Enabling Cassandra for your Application

To enable your application to be backed by cassandra, you just need to add Cassandra KVS as a runtime dependency. In gradle this looks like:

runtime 'com.palantir.atlasdb:atlasdb-cassandra:<atlas version>'

e.g.

runtime 'com.palantir.atlasdb:atlasdb-cassandra:0.7.0'

Configuring a Running Application to Use Cassandra

A minimal AtlasDB configuration for running against cassandra will look like the below.

Importantly - your lock creator must be consistent across all nodes. If you do not provide a lock creator, it will default to the first host in the leaders list. If you do not specify a lock creator, the leaders block should be exactly the same across all nodes.

atlasdb:
  keyValueService:
    type: cassandra
    servers:
      - cassandra:9160
    poolSize: 20
    keyspace: yourapp
    credentials:
      username: cassandra
      password: cassandra
    sslConfiguration:
      trustStorePath: var/security/truststore.jks
    replicationFactor: 1
    mutationBatchCount: 10000
    mutationBatchSizeBytes: 10000000
    fetchBatchCount: 1000
    safetyDisabled: false
    autoRefreshNodes: false

  leader:
    # This should be at least half the number of nodes in your cluster
    quorumSize: 2
    learnerLogDir: var/data/paxosLogs
    acceptorLogDir: var/data/paxosLogs
    # This should be different for every node.
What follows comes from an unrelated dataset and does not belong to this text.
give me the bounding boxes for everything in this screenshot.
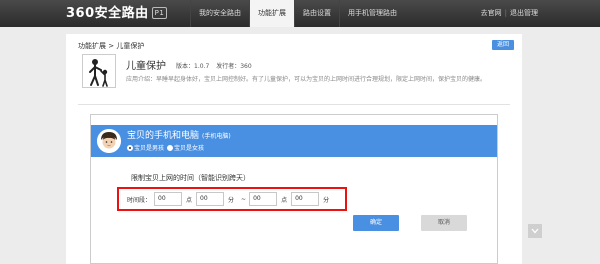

If ssl is not enabled, then the host must be specified as http
    localServer: https://<yourhost>:3828
    # This should be the same for every node. If ssl is not enabled, then the host must be specified as http
    lockCreator: https://host1:3828
    # This should be the same for every node
    leaders:
      - https://host1:3828 # If ssl is not enabled, then the hosts must be specified as http
      - https://host2:3828
      - https://host3:3828

For more details on the leader block, see Leader Configuration.

Communicating Over SSL

Atlas currently supports two different ways of specifying SSL options in the Cassandra KVS configuration: The sslConfiguration block and the ssl property. Both means are supported but ssl is preferred and will always be respected in favor of sslConfiguration when both are specified.

The following table summarizes whether SSL is enabled:

  sslConfiguration not present sslConfiguration present
ssl not present no yes
ssl is true yes yes
ssl is false no no

sslConfiguration

This object is specified according to the palantir/http-remoting library. It directly specifies all aspects of the ssl configuration, instead of reading them from system properties. The only required property is trustStorePath, as seen in the example above. In order to configure 2-way SSL, you would also have to set the optional properties keyStorePath and keyStorePassword.

ssl

This property is a boolean value saying whether or not to use ssl. When true, it will use java system properties that are passed in as jvm arguments to determine how to set up the ssl connection. For example, you would use the jvm option -Djavax.net.ssl.trustStore=<path-to-truststore> to tell atlas where to find the truststore to use.

Column Paging for Sweep (experimental)

If timestampsGetterBatchSize is set, the maximum number of entries loaded into memory for any Cassandra node during a Sweep will be limited.

Currently Cassandra does not provide a way to fetch columns and timestamps without also temporarily loading values into memory. Therefore, running a sweep job on a Cassandra-backed KVS with rows that (1) contain large (>1MB) values, and (2) are frequently updated, may cause the Cassandra node to run out of memory.

In such cases, limiting the value of timestampsGetterBatchSize (which is infinite by default) could result in greater reliability. On the other hand, more aggressive paging could lead to slower sweep performance.